En avril 1793, Claude Fauriel est affecté à l’armée des Pyrénées-Orientales avec le grade de sous-lieutenant. Il se lance ensuite dans la politique et le 28 octobre 1793, âgé de seulement 21 ans, il est nommé officier municipal. Il occupe ainsi différentes fonctions pendant la période révolutionnaire : commissaire national auprès du tribunal civil (équivalent de procureur de la République) entre août et décembre 1794, secrétaire général de la municipalité de Saint-Étienne (février-mars 1796), secrétaire particulier du ministre de la Police (1796-1802). En 1795, il fait partie des tout premiers élèves de l’École normale supérieure, fondée par la Convention, dont la mission est de former le personnel enseignant. La même année, il est contraint de fuir Saint-Étienne, alors en pleine « Terreur blanche » contre-révolutionnaire, pour Briançon.

Homme de lettres, Claude Fauriel publie de nombreux articles, notamment dans la Décade philosophique, mais aussi dans la Revue encyclopédique, les Archives philosophiques et littéraires et la Revue des Deux-Mondes. Il traduit également des pièces de théâtre : Le Comte de Carmagnola et Adelghis, d’Alessandro Manzoni. En juin 1799, il publie une critique de De la littérature considérée dans ses rapports avec les institutions sociales, de Madame de Staël, qu’il rencontre en 1800. Il fréquente les salons littéraires, entre autres celui de Germaine de Staël, et les femmes et hommes de lettres et intellectuels de son temps : Benjamin Constant, Stendhal, François Guizot, Chateaubriand, Émile Littré, Pierre Cabanis et Sophie de Condorcet, veuve de Nicolas de Condorcet. Son amitié avec cette dernière durera plus de vingt ans.

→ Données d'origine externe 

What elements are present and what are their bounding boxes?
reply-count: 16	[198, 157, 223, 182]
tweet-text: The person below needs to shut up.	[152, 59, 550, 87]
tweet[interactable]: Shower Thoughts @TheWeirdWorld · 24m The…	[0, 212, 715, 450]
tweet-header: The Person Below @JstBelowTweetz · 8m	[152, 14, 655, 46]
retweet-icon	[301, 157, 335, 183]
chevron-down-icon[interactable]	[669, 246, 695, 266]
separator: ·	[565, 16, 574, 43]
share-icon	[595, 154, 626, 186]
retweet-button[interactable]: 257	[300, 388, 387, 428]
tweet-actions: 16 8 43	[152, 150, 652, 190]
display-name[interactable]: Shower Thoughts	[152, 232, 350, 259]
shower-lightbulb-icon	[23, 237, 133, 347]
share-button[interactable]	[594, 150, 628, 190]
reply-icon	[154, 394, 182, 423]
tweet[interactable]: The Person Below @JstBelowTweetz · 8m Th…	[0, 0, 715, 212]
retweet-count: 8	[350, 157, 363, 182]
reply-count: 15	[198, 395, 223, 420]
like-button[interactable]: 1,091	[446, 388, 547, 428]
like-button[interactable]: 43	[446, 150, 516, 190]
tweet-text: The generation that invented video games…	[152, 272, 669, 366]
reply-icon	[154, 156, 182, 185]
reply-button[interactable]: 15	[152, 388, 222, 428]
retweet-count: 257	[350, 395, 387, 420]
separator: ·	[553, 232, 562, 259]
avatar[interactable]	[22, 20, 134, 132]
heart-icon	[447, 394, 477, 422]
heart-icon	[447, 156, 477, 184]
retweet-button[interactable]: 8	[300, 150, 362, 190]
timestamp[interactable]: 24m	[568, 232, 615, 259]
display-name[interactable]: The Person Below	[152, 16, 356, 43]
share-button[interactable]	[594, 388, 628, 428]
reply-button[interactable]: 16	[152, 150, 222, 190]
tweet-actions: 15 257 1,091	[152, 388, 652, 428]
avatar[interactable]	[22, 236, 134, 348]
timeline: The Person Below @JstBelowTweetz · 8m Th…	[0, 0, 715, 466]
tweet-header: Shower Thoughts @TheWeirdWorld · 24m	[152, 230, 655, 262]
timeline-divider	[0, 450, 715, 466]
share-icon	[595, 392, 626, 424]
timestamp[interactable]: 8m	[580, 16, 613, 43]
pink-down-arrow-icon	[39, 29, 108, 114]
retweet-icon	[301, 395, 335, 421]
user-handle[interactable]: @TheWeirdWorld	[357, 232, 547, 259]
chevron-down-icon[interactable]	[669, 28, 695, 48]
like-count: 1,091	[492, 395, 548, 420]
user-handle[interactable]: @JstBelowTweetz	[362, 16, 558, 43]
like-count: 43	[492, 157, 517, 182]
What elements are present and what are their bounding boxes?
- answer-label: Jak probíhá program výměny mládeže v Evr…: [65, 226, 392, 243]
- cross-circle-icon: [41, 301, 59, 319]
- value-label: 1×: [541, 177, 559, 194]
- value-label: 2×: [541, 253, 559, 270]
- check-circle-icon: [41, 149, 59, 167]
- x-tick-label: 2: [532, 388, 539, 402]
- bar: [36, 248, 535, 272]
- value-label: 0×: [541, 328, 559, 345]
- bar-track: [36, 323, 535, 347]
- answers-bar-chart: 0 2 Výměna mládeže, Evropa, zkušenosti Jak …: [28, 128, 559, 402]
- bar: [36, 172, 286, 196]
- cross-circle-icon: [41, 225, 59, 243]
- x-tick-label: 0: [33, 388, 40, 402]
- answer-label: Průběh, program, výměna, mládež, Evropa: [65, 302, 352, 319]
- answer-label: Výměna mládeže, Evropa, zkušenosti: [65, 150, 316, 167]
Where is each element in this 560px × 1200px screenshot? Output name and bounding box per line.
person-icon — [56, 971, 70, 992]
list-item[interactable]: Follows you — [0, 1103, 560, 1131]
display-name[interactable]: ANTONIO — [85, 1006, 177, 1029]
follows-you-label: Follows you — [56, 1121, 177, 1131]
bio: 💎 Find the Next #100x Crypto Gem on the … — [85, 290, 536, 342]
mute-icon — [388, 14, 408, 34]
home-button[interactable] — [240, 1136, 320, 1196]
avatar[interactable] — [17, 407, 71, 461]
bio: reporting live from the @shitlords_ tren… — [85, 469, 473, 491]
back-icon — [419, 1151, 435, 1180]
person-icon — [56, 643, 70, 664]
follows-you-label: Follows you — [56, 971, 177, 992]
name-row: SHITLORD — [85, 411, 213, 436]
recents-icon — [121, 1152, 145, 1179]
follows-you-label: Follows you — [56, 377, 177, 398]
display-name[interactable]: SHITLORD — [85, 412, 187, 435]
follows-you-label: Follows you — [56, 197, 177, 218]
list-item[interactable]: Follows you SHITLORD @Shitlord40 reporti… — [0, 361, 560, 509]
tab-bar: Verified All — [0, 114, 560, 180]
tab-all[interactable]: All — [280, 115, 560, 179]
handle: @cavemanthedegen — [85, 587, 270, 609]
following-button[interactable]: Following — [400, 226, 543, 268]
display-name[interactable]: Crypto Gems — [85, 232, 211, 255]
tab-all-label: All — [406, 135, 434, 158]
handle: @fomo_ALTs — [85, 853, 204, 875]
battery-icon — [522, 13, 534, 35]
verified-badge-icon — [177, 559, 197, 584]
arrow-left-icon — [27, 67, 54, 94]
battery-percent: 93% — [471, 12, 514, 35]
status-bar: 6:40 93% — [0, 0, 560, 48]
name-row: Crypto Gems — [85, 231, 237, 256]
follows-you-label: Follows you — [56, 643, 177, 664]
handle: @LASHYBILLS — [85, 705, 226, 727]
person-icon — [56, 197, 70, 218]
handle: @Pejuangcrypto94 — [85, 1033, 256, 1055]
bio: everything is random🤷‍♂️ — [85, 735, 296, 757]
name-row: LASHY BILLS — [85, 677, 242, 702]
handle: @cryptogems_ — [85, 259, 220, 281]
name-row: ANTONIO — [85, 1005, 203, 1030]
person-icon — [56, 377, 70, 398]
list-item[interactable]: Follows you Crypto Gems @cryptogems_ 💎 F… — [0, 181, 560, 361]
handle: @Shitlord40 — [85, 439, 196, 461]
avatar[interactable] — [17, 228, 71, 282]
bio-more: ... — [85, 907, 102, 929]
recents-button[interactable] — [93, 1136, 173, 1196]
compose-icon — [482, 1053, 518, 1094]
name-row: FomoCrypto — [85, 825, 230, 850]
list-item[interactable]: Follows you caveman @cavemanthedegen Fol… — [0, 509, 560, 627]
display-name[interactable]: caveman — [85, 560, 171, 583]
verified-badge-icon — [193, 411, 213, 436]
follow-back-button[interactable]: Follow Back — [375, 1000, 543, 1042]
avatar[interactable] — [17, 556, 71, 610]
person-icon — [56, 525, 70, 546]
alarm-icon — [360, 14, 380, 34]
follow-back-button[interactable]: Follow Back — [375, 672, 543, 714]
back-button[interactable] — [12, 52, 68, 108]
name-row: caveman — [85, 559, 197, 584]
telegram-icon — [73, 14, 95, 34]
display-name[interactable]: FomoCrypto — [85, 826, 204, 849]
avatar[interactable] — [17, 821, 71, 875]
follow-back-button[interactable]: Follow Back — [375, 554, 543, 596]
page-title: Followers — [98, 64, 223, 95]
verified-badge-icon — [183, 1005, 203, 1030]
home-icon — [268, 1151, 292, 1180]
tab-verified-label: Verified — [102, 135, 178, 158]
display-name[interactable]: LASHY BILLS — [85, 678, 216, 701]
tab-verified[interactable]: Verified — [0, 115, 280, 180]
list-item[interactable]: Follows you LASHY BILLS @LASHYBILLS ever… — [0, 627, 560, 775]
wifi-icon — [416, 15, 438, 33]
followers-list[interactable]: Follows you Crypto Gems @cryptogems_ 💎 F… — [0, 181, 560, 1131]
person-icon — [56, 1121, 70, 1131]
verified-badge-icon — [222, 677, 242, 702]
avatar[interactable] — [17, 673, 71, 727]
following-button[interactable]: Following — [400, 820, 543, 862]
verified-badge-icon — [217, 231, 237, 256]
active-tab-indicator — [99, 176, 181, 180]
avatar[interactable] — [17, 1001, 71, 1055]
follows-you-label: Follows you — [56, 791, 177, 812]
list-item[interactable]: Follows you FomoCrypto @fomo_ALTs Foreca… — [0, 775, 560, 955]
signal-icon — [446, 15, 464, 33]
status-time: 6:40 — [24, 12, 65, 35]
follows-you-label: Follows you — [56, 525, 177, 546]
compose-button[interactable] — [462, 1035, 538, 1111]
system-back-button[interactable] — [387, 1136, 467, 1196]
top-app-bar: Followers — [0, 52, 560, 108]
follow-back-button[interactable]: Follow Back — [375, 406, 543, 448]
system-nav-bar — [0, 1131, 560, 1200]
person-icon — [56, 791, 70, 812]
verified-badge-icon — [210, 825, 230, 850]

En 1830, la chaire de littérature étrangère est créée pour lui à la Sorbonne. Claude Fauriel a publié peu d’ouvrages. Ses principales œuvres sont les Chants populaires de la Grèce antique (1824), De l’origine de l’épopée chevaleresque du Moyen-âge (1833), Histoire de la croisade contre les hérétiques albigeois (1834) et Histoire de la Gaule méridionale sous la domination des conquérants romains (1836). Élevé au rang de Chevalier de la Légion d’Honneur, il devient également, à partir de 1836, membre de l’Académie des inscriptions et belles-lettres. Il meurt brutalement à Paris le 15 juillet 1844 et est enterré au cimetière du Père Lachaise.